Ci sono state altre donne importanti nella vita di Pasolini. Ma poche sono le lettere che restituiscono, per esempio, l’amicizia intensa e tempestosa con Elsa Morante che, si intuisce, fu una vera presenza. P.P.P. scrive ai genitori di preparare un’ottima cena e prega il padre, da buon padrone di casa, di telefonare ai Morante-Moravia, ancora sposati, per invitarli. Teme Elsa e le sue scenate. Nel ’55 le scrive preoccupato delle maldicenze di Sandro Penna che la riferisce infastidita dalla sua freddezza. È ansioso di chiarire: “Come puoi pensare che io fossi ‘freddo’ con te e con Moravia? Forse non è colpa tua, perché io nelle riunioni (fattelo spiegare da Bassani) sono sempre appartato confuso e smarrito…” Dieci anni dopo litigano per il mancato pagamento della collaborazione di Elsa al film “Il vangelo secondo Matteo”: “Cara Elsa, … le tue escandescenze sono meravigliose, ma qualche volta ce le ho anch’io. È tutto il giorno che ci penso, e, giunto alle due di notte, dopo aver lavorato come una bestia tutto il giorno, e sofferto come una bestia per quello che mi si riferiva di te, sono giunto alle conclusioni che ho il diritto di sentirmi offeso”. Tra i due corre una potente complicità poetica e, forse anche di più, un’attrazione-competizione. Elsa è attratta dagli omosessuali, si era innamorata di Visconti e poi del pittore Bill Morrow; molti ritengono che il protagonista del suo ultimo romanzo, “Aracoeli”, sia ispirato a Pasolini nel suo rapporto con la madre-bambina. Forse, proprio per questa passionalità, la rottura fu cruenta: a P.P.P. non piacque “La storia” e lo scrisse senza pietà, Morante prese le parti di Ninetto Davoli quando il giovane attore abbandonò Pier Paolo per sposarsi.
Seduce la lettera inviata nel 1969 a Maria Callas. Pasolini le scrive guidato da “un’agoscia leggera leggera, non più che un’ombra eppure invincibile”. Lavorano a “Medea”e in lei ha percepito “il sentimento di non essere stata del tutto padrona di te, del tuo corpo, della tua realtà; di essere stata ‘adoperata’ (e per di più con la fatale brutalità tecnica che il cinema implica) e quindi di aver perduto in parte la tua totale libertà.
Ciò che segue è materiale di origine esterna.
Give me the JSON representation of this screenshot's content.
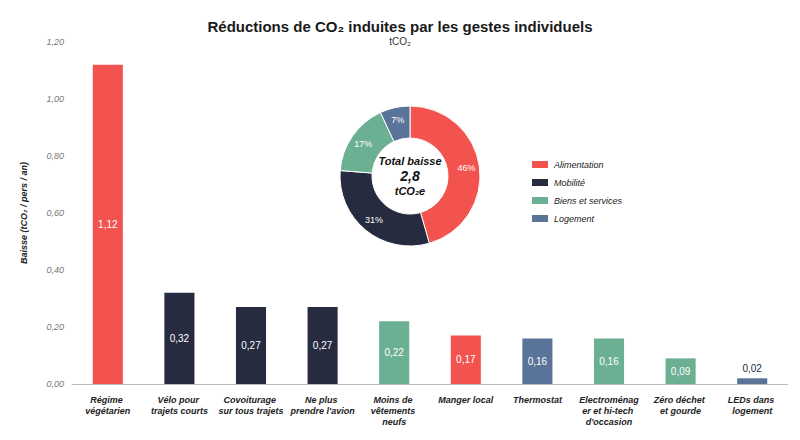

Questo sentimento lo proverai spesso, durante la nostra opera: e lo sentirò anch’io, con te. È terribile essere adoperati ma anche adoperare”.
Sa già che parla a una donna innamorata? Certamente sa che prima di tutto parla a una grande diva:”Tu sei come una pietra preziosa che viene violentemente frantumata in mille schegge per poter essere ricostruita di un materiale più duraturo di quello della vita”. La creazione è violenza.